Parmi mes résolutions prises pour l’année 2020, il y a l’ambition de lire ou relire des grands classiques de la littérature française, et notamment les oeuvres de Victor Hugo, Emile Zola et Marcel Proust.

J’ai commencé cette aventure avec Emile Zola et son oeuvre Les Rougon-Macquart, une série de vingt romans racontant la vie de plusieurs membres d’une famille et de dresser à travers eux un portrait aussi complet que possible de la France du Second Empire.

Le premier roman de la saga s’intitule La fortune des Rougon. Le récit prend place en décembre 1851, au moment du coup d’état où le prince-président Louis-Napoléon fait tomber la République pour consolider son pouvoir personnel et à terme proclamer le Second Empire. L’action se déroule à Plassans, une ville fictive de Provence, que l’on peut rapprocher d’Aix-en-Provence, où Emile Zola a passé son enfance et son adolescence.

L’auteur nous présente une famille complexe issue d’Adélaïde Fouque, dite Tante Dide, une femme victime de crises de nerf et de convulsions. Mère d’un premier fils, Pierre, de son mariage avec un certain Rougon, elle vit après la mort de son mari avec le contrebandier Macquart, dont elle aura deux enfants : Antoine et Ursule. Pierre Rougon, Antoine Macquart et Ursule Mouret (le nom de son époux) sont à la base des trois branches familiales dont sont issus tous les personnages principaux des Rougon-Macquart.

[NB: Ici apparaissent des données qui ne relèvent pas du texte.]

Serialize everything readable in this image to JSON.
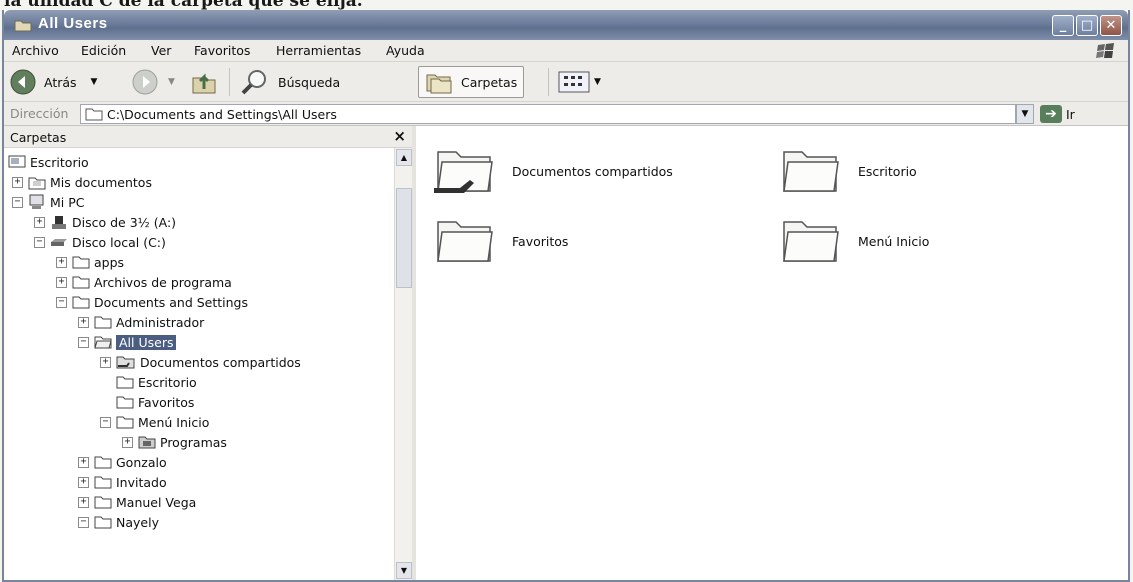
{
  "caption": "la unidad C de la carpeta que se elija.",
  "window": {
    "title": "All Users",
    "minimize_label": "_",
    "maximize_label": "□",
    "close_label": "✕"
  },
  "menu": [
    "Archivo",
    "Edición",
    "Ver",
    "Favoritos",
    "Herramientas",
    "Ayuda"
  ],
  "toolbar": {
    "back_label": "Atrás",
    "search_label": "Búsqueda",
    "folders_label": "Carpetas"
  },
  "address": {
    "label": "Dirección",
    "value": "C:\\Documents and Settings\\All Users",
    "go_label": "Ir"
  },
  "folder_pane": {
    "title": "Carpetas",
    "close_label": "×",
    "tree": [
      {
        "label": "Escritorio",
        "expander": "",
        "icon": "desktop-icon"
      },
      {
        "label": "Mis documentos",
        "expander": "+",
        "icon": "my-documents-icon"
      },
      {
        "label": "Mi PC",
        "expander": "−",
        "icon": "my-computer-icon"
      },
      {
        "label": "Disco de 3½ (A:)",
        "expander": "+",
        "icon": "floppy-drive-icon"
      },
      {
        "label": "Disco local (C:)",
        "expander": "−",
        "icon": "hard-drive-icon"
      },
      {
        "label": "apps",
        "expander": "+",
        "icon": "folder-icon"
      },
      {
        "label": "Archivos de programa",
        "expander": "+",
        "icon": "folder-icon"
      },
      {
        "label": "Documents and Settings",
        "expander": "−",
        "icon": "folder-icon"
      },
      {
        "label": "Administrador",
        "expander": "+",
        "icon": "folder-icon"
      },
      {
        "label": "All Users",
        "expander": "−",
        "icon": "open-folder-icon",
        "selected": true
      },
      {
        "label": "Documentos compartidos",
        "expander": "+",
        "icon": "shared-folder-icon"
      },
      {
        "label": "Escritorio",
        "expander": "",
        "icon": "folder-icon"
      },
      {
        "label": "Favoritos",
        "expander": "",
        "icon": "folder-icon"
      },
      {
        "label": "Menú Inicio",
        "expander": "−",
        "icon": "folder-icon"
      },
      {
        "label": "Programas",
        "expander": "+",
        "icon": "programs-folder-icon"
      },
      {
        "label": "Gonzalo",
        "expander": "+",
        "icon": "folder-icon"
      },
      {
        "label": "Invitado",
        "expander": "+",
        "icon": "folder-icon"
      },
      {
        "label": "Manuel Vega",
        "expander": "+",
        "icon": "folder-icon"
      },
      {
        "label": "Nayely",
        "expander": "−",
        "icon": "folder-icon"
      }
    ]
  },
  "content": {
    "items": [
      {
        "label": "Documentos compartidos",
        "icon": "shared-folder-icon"
      },
      {
        "label": "Escritorio",
        "icon": "folder-icon"
      },
      {
        "label": "Favoritos",
        "icon": "folder-icon"
      },
      {
        "label": "Menú Inicio",
        "icon": "folder-icon"
      }
    ]
  }
}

Dans La Fortune des Rougon, nous nous intéressons principalement à la premier génération. Pierre Rougon est un petit bourgeois qui rêve de grandeur avec son épouse au moins aussi ambitieuse que lui. Antoine Macquart est un fainéant qui vit dans l’amertume et la jalousie face à la meilleure situation de son demi-frère. Quant au jeune Silvère, âgé de dix-sept ans, le neveu de Pierre et Antoine, il a découvert à la fois l’amour avec sa jeune voisine Miette et l’engagement politique en voulant défendre la République agonisante.

Le roman se déroule le temps d’une semaine, dans les jours qui précédent puis suivent le coup d’Etat bonapartiste à Paris. Pierre Rougon, informé par son fils Eugène à Paris, réunit les milieux réactionnaires dans son salon et tente de profiter de la situation politique pour améliorer la sienne. Bonapartistes, légitimistes et orléanistes font alors cause commune pour faire tomber la République honnie.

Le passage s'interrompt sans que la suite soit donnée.